Case Summaries
OCM Singapore Njord Holdings Hardrada PTE Ltd & Ors, Re [2022] EWHC 57 – 11 January 2022 (His Honour Judge Mark Pelling QC)
The Claimant obtained summary Judgment on its claim against the Defendant issuer of LOIs enabling delivery without B/Ls. The Defendant had sought to amend its admissions (that the LOIs had been engaged) claiming the LOIs had been executed without authority. However, its application was dismissed by the Court who found that it had failed to offer evidence that only the directors were authorised to sign, and to show it had a realistically arguable case of lack of authority. In any case, the Court accepted that any unauthorised action would have been ratified by the Defendant seeking and obtaining delivery on the basis of the LOIs.

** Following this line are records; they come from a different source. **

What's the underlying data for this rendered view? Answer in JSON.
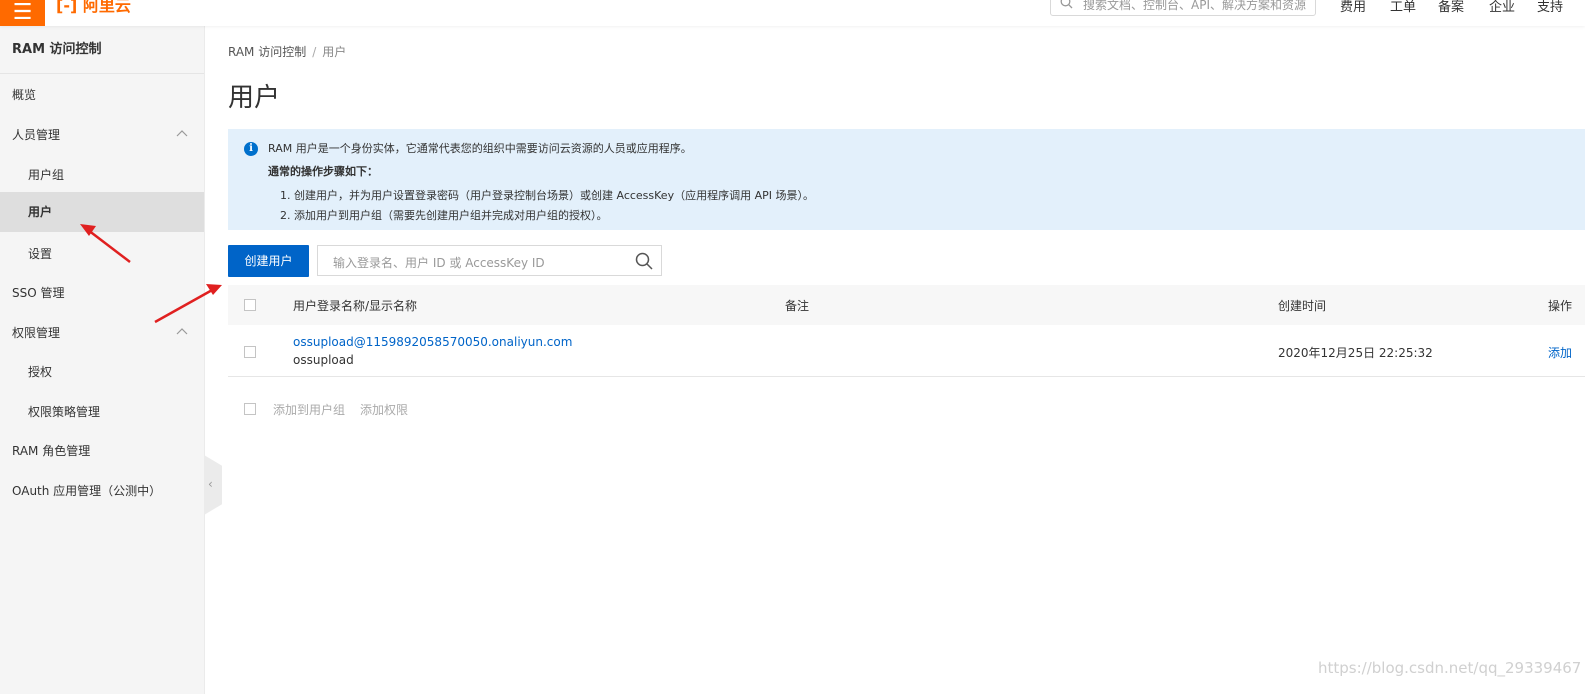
{
  "header": {
    "menu_glyph": "☰",
    "logo_text": "[-] 阿里云",
    "search_placeholder": "搜索文档、控制台、API、解决方案和资源",
    "nav": [
      "费用",
      "工单",
      "备案",
      "企业",
      "支持"
    ]
  },
  "sidebar": {
    "title": "RAM 访问控制",
    "items": [
      {
        "label": "概览"
      },
      {
        "label": "人员管理"
      },
      {
        "label": "用户组"
      },
      {
        "label": "用户"
      },
      {
        "label": "设置"
      },
      {
        "label": "SSO 管理"
      },
      {
        "label": "权限管理"
      },
      {
        "label": "授权"
      },
      {
        "label": "权限策略管理"
      },
      {
        "label": "RAM 角色管理"
      },
      {
        "label": "OAuth 应用管理（公测中）"
      }
    ],
    "collapse_glyph": "‹"
  },
  "breadcrumb": {
    "root": "RAM 访问控制",
    "separator": "/",
    "current": "用户"
  },
  "page_title": "用户",
  "notice": {
    "icon_glyph": "i",
    "line1": "RAM 用户是一个身份实体，它通常代表您的组织中需要访问云资源的人员或应用程序。",
    "line2": "通常的操作步骤如下：",
    "line3": "1. 创建用户，并为用户设置登录密码（用户登录控制台场景）或创建 AccessKey（应用程序调用 API 场景）。",
    "line4": "2. 添加用户到用户组（需要先创建用户组并完成对用户组的授权）。"
  },
  "toolbar": {
    "create_label": "创建用户",
    "search_placeholder": "输入登录名、用户 ID 或 AccessKey ID"
  },
  "table": {
    "columns": [
      "用户登录名称/显示名称",
      "备注",
      "创建时间",
      "操作"
    ],
    "rows": [
      {
        "login": "ossupload@1159892058570050.onaliyun.com",
        "display": "ossupload",
        "note": "",
        "created": "2020年12月25日 22:25:32",
        "action": "添加"
      }
    ]
  },
  "bulk_actions": {
    "add_to_group": "添加到用户组",
    "add_permission": "添加权限"
  },
  "watermark": "https://blog.csdn.net/qq_29339467",
  "colors": {
    "brand": "#ff6a00",
    "primary": "#0064c8",
    "notice_bg": "#e3f0fb",
    "annotation": "#e02020"
  }
}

Navig8 Chemicals Pool Inc v Aeturnum Energy International Pte Ltd (Consequential Matters) [2021] EWHC 3435 – 20 December 2021 (Christopher Hancock QC)
Time Charterers Navig8 sought costs on an indemnity basis, together with interest on damages awarded, arguing Voyage Charterers Aeturnum’s abrupt disengagement from the proceedings and their failure to comply with an interim injunction (to replace Navig8’s guarantee securing release of the arrested vessel) were “out of the norm”, and resulted in lengthier and costlier proceedings. The Court held indemnity costs were justifiable, and that Aeternum’s disengagement part way through had undoubtedly increased costs. Interest was awarded with the appropriate rate held to be the three-month USD LIBOR plus uplift of 2.5% compounded at three-monthly rests.
Navig8 Chemicals Pool Inc v Aeturnum Energy International Pte Ltd (Consequential Matters) [2021] EWHC 3435 – 20 December 2021 (Christopher Hancock QC)
Time Charterers Navig8 sought costs on an indemnity basis, together with interest on damages awarded, arguing Voyage Charterers Aeturnum’s abrupt disengagement from the proceedings and their failure to comply with an interim injunction (to replace Navig8’s guarantee securing release of the arrested vessel) were “out of the norm”, and resulted in lengthier and costlier proceedings. The Court held indemnity costs were justifiable, and that Aeternum’s disengagement part way through had undoubtedly increased costs. Interest was awarded with the appropriate rate held to be the three-month USD LIBOR plus uplift of 2.5% compounded at three-monthly rests.
LLC Agronefteprodukt v Ameropa AG [2021] EWHC 3474 – 21 December 2021 (Sir William Blair)
The Defendant Sellers sent a single Notice of Arbitration, for disputes arising from two separate FOB contracts containing identical arbitration clauses (GAFTA Rule 125), in which Sellers also questioned if the Claimant Buyers would “accept the two contracts/disputes be adjudicated under a single arbitration”. The Buyers subsequently challenged GAFTA’s award for lack of jurisdiction, disputing the single Notice was valid commencement of two arbitrations. The Court held it was because the Notice identified both disputes, s.14 AA should be interpreted “broadly and flexibly” with substance over form, and a reasonable reading of Sellers’ question showed an intention to commence both.
Various Airfinance Leasing Companies & Anor v Saudi Arabian Airlines Corporation [2021] EWHC 2904 – 1 November 2021 (Peter MacDonald Eggers QC)
In a dispute over rent escalation provisions, Aircraft Lessors sought an order for disclosure of data held on mobile phones of the Saudi Arabian Lessee’s employees. The employer’s right to possession/ access to the phones, pursuant to Saudi law, could not be made out, nor (c.f. English law) could such right be presumed. Therefore, the necessary “control” element for an order under the Disclosure Pilot Scheme (PD51U) was absent, and the Court had no authority under CPR to order exercise of “best endeavours” to obtain documents not within a respondent’s control.
M/V Pacific Pearl Co. Ltd v Osios David Shipping Inc. [2021] EWHC 2808 – 21 October 2021 (Sir Nigel Teare)
The Panamax Alexander (“PA”), bound for Iran, struck the Osios David (“OD”) and a Collision Jurisdiction Agreement on the ASG2 form (the ‘CJA’) was agreed, requiring security “reasonably satisfactory to the other”. OD refused PA’s Club LOU tendered, on the grounds that risk of non-payment under its sanction clause would “effectively render the LOU useless”. Alleging that the refusal was a breach of the CJA, PA sought as damages the cost of the alternative security provided. Although finding that, given the Iranian nexus, inclusion of the tendered clause was reasonable, the Court held that on a true construction, the CJA did not oblige OD to accept that security (it remaining the recipient’s choice to accept an LOU or arrest) and PA’s claim failed.